The key to finishing the deal and removing wolves from the endangered species list lies in how the three states manage them. Montana and Idaho have produced wolf management plans that have been accepted by the U.S. Fish and Wildlife Service, and as a result, have recently been given added flexibility to manage wolves. In return, the states and their citizens must demonstrate their commitment to treating wolves as a valued wildlife species instead of vermin.

If Montana's and Idaho's wildlife managers strike a measured balance between maintaining big game numbers and ensuring that wolves are allowed to roam the countryside, then we can reach the goal of delisting wolves in the near future. Evidence that wolves are reducing big game numbers in a specific area should not, however, automatically trigger a death sentence.

As part of a healthy, functioning ecosystem, wolves eat prey, and anywhere wolves take up residence, elk and deer herds will almost certainly be affected.

If, on the other hand, there is concrete evidence that wolves are sharply reducing herd numbers, it will be up to wildlife managers to strike a balance.

Likewise, Montana and Idaho ranchers are being given broad new authority to control wolves that are preying on livestock. They, too, must exercise that authority wisely if we are going to reach the goal of delisting wolves.

It's too bad Wyoming didn't follow its neighbors' lead. Wyoming has chosen to sue the government rather than rewrite its wolf management plan, which thumbs its nose at the original balanced agreement for wolf reintroduction by allowing an open season on them, except within the protective confines of national parks and wilderness areas.
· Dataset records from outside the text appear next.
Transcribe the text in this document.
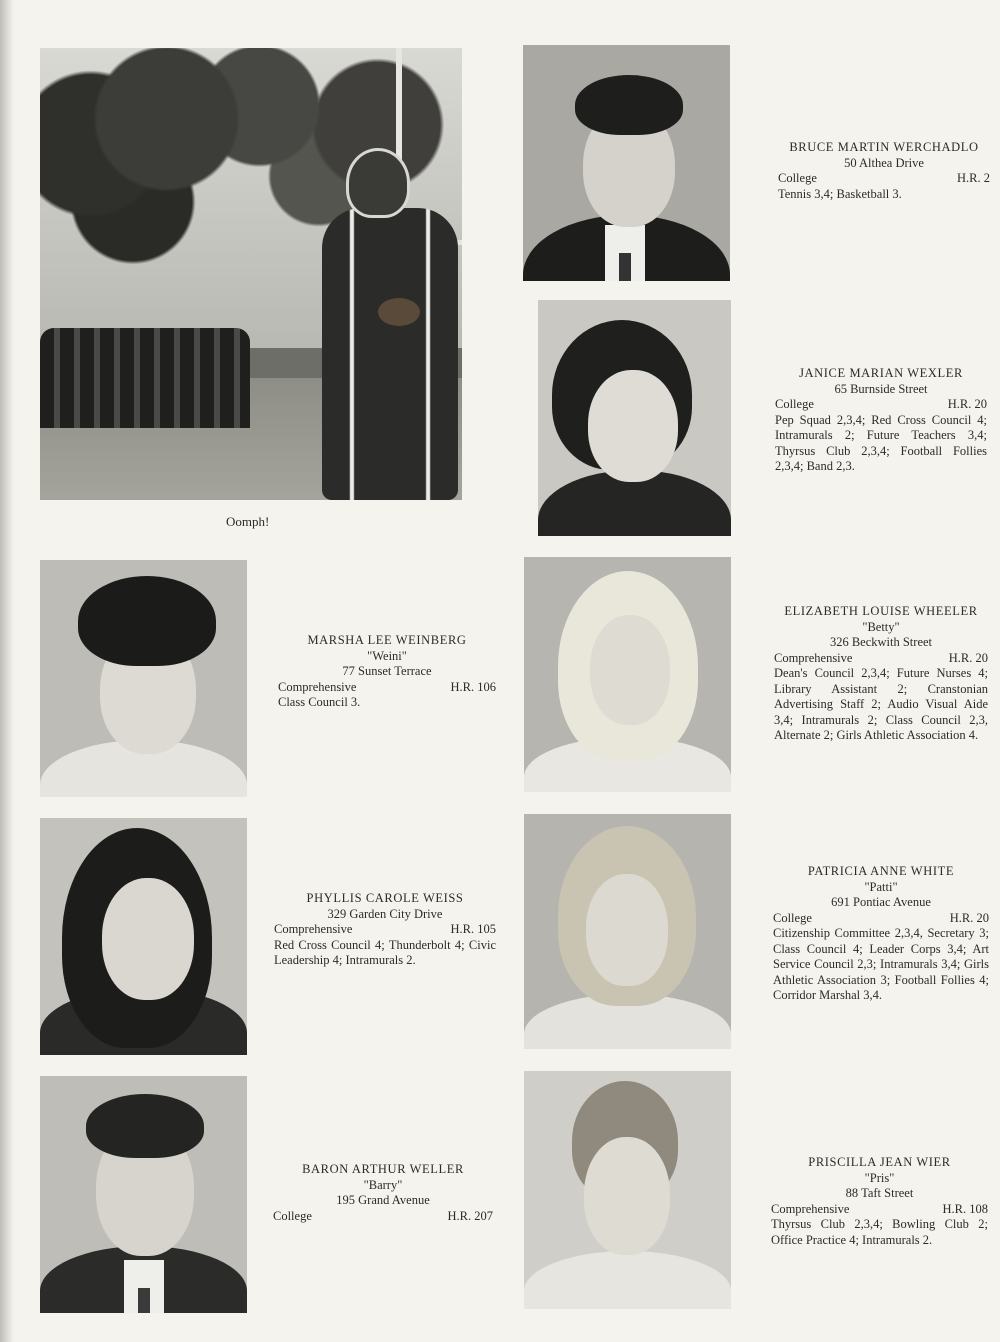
Oomph!
BRUCE MARTIN WERCHADLO
50 Althea Drive
College	H.R. 2
Tennis 3,4; Basketball 3.
JANICE MARIAN WEXLER
65 Burnside Street
College	H.R. 20
Pep Squad 2,3,4; Red Cross Council 4; Intramurals 2; Future Teachers 3,4; Thyrsus Club 2,3,4; Football Follies 2,3,4; Band 2,3.
MARSHA LEE WEINBERG
"Weini"
77 Sunset Terrace
Comprehensive	H.R. 106
Class Council 3.
ELIZABETH LOUISE WHEELER
"Betty"
326 Beckwith Street
Comprehensive	H.R. 20
Dean's Council 2,3,4; Future Nurses 4; Library Assistant 2; Cranstonian Advertising Staff 2; Audio Visual Aide 3,4; Intramurals 2; Class Council 2,3, Alternate 2; Girls Athletic Association 4.
PHYLLIS CAROLE WEISS
329 Garden City Drive
Comprehensive	H.R. 105
Red Cross Council 4; Thunderbolt 4; Civic Leadership 4; Intramurals 2.
PATRICIA ANNE WHITE
"Patti"
691 Pontiac Avenue
College	H.R. 20
Citizenship Committee 2,3,4, Secretary 3; Class Council 4; Leader Corps 3,4; Art Service Council 2,3; Intramurals 3,4; Girls Athletic Association 3; Football Follies 4; Corridor Marshal 3,4.
BARON ARTHUR WELLER
"Barry"
195 Grand Avenue
College	H.R. 207
PRISCILLA JEAN WIER
"Pris"
88 Taft Street
Comprehensive	H.R. 108
Thyrsus Club 2,3,4; Bowling Club 2; Office Practice 4; Intramurals 2.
That obstinacy is inhibiting our progress toward delisting wolves.

When Wyoming writes an acceptable plan, and when the three states demonstrate they will manage wolves responsibly as part of the region's wildlife, we will support removing wolves from the endangered species list. After all, that's part of the deal we made before the first wolves were restored to Yellowstone a decade ago. And when we make a deal, we stand by it.

----- Michael Scott is executive director of the Greater Yellowstone Coalition, based in Bozeman.